Resistenza a compressione. - Nella compressione parallela alle fibre si ha, nella zona in condizioni di resistenza meno favorevoli, un piegamento che dà luogo a una superficie di scorrimento la quale man mano si estende facendo diminuire la resistenza. Il diagramma sforzi-deformazioni ha andamento praticamente lineare fino a valori prossimi al carico di rottura. Nella compressione trasversale, dopo un breve tratto elastico, le deformazioni crescono rapidamente per piccoli aumenti del carico. Non si verifica la rottura vera e propria, e pertanto le tensioni ammissibili sono fissate in relazione alle massime deformazioni tollerabili.

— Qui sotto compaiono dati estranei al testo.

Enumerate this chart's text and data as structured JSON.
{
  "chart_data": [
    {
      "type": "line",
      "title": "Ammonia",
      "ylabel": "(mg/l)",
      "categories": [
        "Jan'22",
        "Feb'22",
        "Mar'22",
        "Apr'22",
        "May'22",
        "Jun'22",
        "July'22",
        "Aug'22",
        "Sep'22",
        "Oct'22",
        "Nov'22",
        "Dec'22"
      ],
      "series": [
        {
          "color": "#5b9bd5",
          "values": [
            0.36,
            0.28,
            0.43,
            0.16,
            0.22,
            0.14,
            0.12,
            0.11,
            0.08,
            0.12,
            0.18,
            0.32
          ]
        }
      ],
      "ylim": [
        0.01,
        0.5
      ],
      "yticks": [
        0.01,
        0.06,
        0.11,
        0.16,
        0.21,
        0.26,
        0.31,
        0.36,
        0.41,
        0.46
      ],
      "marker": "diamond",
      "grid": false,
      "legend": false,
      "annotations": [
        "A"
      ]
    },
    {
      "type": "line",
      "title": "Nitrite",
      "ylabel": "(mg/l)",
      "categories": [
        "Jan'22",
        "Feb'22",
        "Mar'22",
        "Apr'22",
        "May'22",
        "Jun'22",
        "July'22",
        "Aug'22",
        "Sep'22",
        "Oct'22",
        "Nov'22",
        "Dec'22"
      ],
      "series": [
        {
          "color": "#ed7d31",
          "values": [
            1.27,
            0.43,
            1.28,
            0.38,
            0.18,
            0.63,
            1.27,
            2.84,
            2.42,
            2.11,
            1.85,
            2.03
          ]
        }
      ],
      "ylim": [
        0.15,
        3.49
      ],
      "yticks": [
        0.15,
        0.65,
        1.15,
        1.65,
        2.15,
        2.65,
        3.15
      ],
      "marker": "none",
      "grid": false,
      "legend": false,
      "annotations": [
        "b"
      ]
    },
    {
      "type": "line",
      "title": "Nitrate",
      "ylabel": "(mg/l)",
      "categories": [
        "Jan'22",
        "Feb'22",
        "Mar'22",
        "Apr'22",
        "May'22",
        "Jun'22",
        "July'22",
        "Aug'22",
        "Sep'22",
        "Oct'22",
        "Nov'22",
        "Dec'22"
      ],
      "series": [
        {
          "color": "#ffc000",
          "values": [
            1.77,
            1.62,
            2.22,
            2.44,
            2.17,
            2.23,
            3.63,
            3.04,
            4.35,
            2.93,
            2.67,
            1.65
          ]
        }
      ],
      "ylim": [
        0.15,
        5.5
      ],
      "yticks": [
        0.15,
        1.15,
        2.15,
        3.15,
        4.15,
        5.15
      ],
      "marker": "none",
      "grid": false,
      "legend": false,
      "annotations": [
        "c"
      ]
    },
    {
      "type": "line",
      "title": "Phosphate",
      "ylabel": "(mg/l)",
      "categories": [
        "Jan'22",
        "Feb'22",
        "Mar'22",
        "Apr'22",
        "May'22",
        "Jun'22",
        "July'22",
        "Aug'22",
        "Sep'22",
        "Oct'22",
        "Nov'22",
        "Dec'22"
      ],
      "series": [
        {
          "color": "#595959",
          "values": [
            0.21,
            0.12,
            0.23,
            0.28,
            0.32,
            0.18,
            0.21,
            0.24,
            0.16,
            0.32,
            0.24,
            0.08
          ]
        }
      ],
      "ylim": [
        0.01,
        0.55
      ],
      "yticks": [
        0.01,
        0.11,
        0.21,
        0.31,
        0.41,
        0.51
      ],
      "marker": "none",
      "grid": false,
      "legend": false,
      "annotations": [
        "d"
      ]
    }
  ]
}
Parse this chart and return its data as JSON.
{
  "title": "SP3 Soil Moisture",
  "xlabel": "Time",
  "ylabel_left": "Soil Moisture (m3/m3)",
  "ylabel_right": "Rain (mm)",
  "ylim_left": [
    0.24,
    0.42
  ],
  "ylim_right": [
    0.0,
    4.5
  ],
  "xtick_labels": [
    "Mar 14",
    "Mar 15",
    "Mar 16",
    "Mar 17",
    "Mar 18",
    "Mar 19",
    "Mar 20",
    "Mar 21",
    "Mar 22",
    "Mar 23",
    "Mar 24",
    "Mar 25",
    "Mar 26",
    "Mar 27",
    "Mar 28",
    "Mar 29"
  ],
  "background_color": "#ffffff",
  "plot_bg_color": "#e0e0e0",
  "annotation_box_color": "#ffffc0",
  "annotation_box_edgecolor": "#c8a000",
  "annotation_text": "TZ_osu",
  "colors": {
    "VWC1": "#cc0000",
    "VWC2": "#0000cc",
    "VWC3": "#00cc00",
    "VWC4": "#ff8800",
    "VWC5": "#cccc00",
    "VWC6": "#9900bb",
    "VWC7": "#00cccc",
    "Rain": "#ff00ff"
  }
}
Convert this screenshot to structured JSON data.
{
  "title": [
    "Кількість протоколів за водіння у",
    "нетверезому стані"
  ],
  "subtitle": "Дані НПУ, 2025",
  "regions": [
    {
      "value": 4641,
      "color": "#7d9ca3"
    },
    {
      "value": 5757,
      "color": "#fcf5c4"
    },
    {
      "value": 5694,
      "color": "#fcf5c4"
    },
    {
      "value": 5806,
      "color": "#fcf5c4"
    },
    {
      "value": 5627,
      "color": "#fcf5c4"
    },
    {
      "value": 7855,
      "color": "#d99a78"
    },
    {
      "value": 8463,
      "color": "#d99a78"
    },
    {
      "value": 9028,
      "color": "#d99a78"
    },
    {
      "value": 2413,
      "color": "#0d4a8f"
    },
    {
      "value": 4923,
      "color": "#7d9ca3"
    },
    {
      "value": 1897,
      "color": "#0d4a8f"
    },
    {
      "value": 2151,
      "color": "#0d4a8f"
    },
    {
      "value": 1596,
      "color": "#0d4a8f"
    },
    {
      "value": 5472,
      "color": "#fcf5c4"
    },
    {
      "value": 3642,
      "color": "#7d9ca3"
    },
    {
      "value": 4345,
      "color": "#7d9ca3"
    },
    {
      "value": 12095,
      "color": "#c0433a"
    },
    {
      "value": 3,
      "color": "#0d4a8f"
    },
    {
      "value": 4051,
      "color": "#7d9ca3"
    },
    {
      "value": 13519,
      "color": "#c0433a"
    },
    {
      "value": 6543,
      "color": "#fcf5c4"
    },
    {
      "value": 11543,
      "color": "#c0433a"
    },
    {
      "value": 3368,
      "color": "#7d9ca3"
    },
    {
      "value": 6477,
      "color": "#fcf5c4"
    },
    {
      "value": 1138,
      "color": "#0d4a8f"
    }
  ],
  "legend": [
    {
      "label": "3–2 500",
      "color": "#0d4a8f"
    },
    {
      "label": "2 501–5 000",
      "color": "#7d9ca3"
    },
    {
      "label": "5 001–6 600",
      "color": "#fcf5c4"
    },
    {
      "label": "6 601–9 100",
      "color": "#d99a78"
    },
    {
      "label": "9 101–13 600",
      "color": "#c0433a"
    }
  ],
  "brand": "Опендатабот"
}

Resistenza a trazione. - È notevolmente maggiore di quella a compressione (da 2 a 3 volte), ma è più sensibile ai difetti strutturali e all’inclinazione della sollecitazione rispetto alle fibre.
Resistenza a flessione. - Nei limiti delle sollecitazioni ammesse nelle costruzioni, la distribuzione delle tensioni normali nella sezione soggetta a flessione risulta praticamente lineare. Al crescere del carico, per il diverso comportamento delle fibre tese e di quelle compresse, l’asse neutro si sposta verso il lembo teso. La rottura si inizia con un piegamento delle fibre compresse a cui fa seguito la rottura di schianto delle fibre tese. Anche in questo caso i difetti strutturali abbassano notevolmente la resistenza.
Resistenza a taglio. - I valori di tale resistenza variano secondo la forma dei provini impiegati, a causa della non uniforme distribuzione delle tensioni nella sezione di prova. La resistenza al taglio parallelamente alle fibre è 1/5-1/8 di quella analoga a compressione. Per il taglio trasversale alle fibre non si può parlare di un’effettiva resistenza, perché si verifica lo schiacciamento delle cellule con conseguenti grandi deformazioni.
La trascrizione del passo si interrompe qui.